Inutile comunque fermarsi a questi rilievi di sistema in un Paese come il nostro che conosce tassi di lavoro nero e di disoccupazione, specie giovanile, tra i più alti d’Europa. Positiva anche la scelta di tagliare le tasse sul lavoro dipendente per i salari bassi, anche se non si comprende bene la strategia di fondo vista la portata più che altro elettorale e di breve periodo della misura che consente di tagliare fuori e anzi piegare nel complesso il potere di veto del sindacato costretto ora a far buon viso a cattiva sorte. Vengono così ora accettate passivamente dal sindacato scelte sulla flessibilità in entrata su cui si era arenato il Governo Letta (la causale del termine per Expo 2015) e sui cui avevano fallito tutto i precedenti Governi incapaci di prendere di petto il sindacato e rottamare fino in fondo la concertazione.

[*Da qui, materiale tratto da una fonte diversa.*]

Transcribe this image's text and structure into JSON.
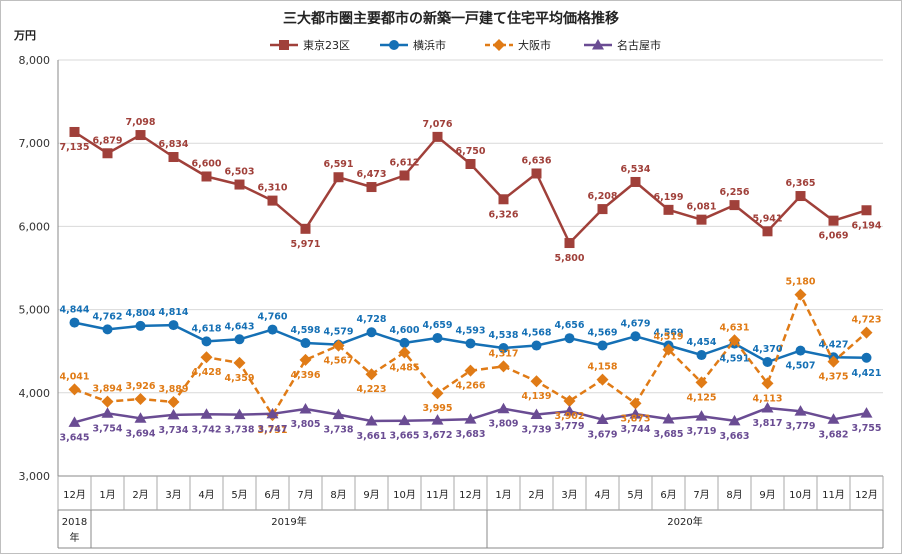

Delude, tuttavia, una visione limitata del mercato del lavoro che non riconosce la realtà dei nuovi lavori e soprattutto delle collaborazioni autonome genuine.
Bene invece l’intervento sulla “Garanzia per i giovani” che viene opportunamente estesa ai giovani fino a 29 anni, mentre sino a ieri era limitata agli under 25. Positivo anche l’aver riconosciuto nell’apprendistato il contratto principe per l’ingresso dei giovani nel mondo del lavoro anche se l’estrema semplificazione realizzata per decreto rischia ora di rivelarsi un boomerang con gravi danni per le imprese perché si ripropone il noto caso dei contratti di formazione e lavoro che sono stati giudicati dall’Europa come aiuto di Stato (con obbligo per le aziende di restituire gli sgravi) perché privi di un robusto contenuto formativo pubblico.
Poche le misure da subito operative. Il grosso dell’intervento di semplificazione del mercato del lavoro è rinviato a una legge delega che dovrà essere incardinata nel parlamento, con tutte le complicazioni e i tempi decisamente lunghi e incerti che questo comporta. Per fare solo un esempio, con un precedente progetto di riforma analogo, dal disegno di legge alla attuazione della legge Biagi ci sono voluti quasi tre anni.
Alla fine di tutto, insomma, anche sul mercato del lavoro noi siamo il frutto delle nostre scelte e, ancora una volta, il rinvio dei nodi critici e le scorciatoie prese sulla flessibilità e la costruzione di un vero sistema di apprendistato come leva della produttività delle imprese ci porta a ritenere che, al di là delle dubbie coperture finanziare, la svolta culturale non c’è stata e si è scelto di non scegliere in attesa di tempi migliori.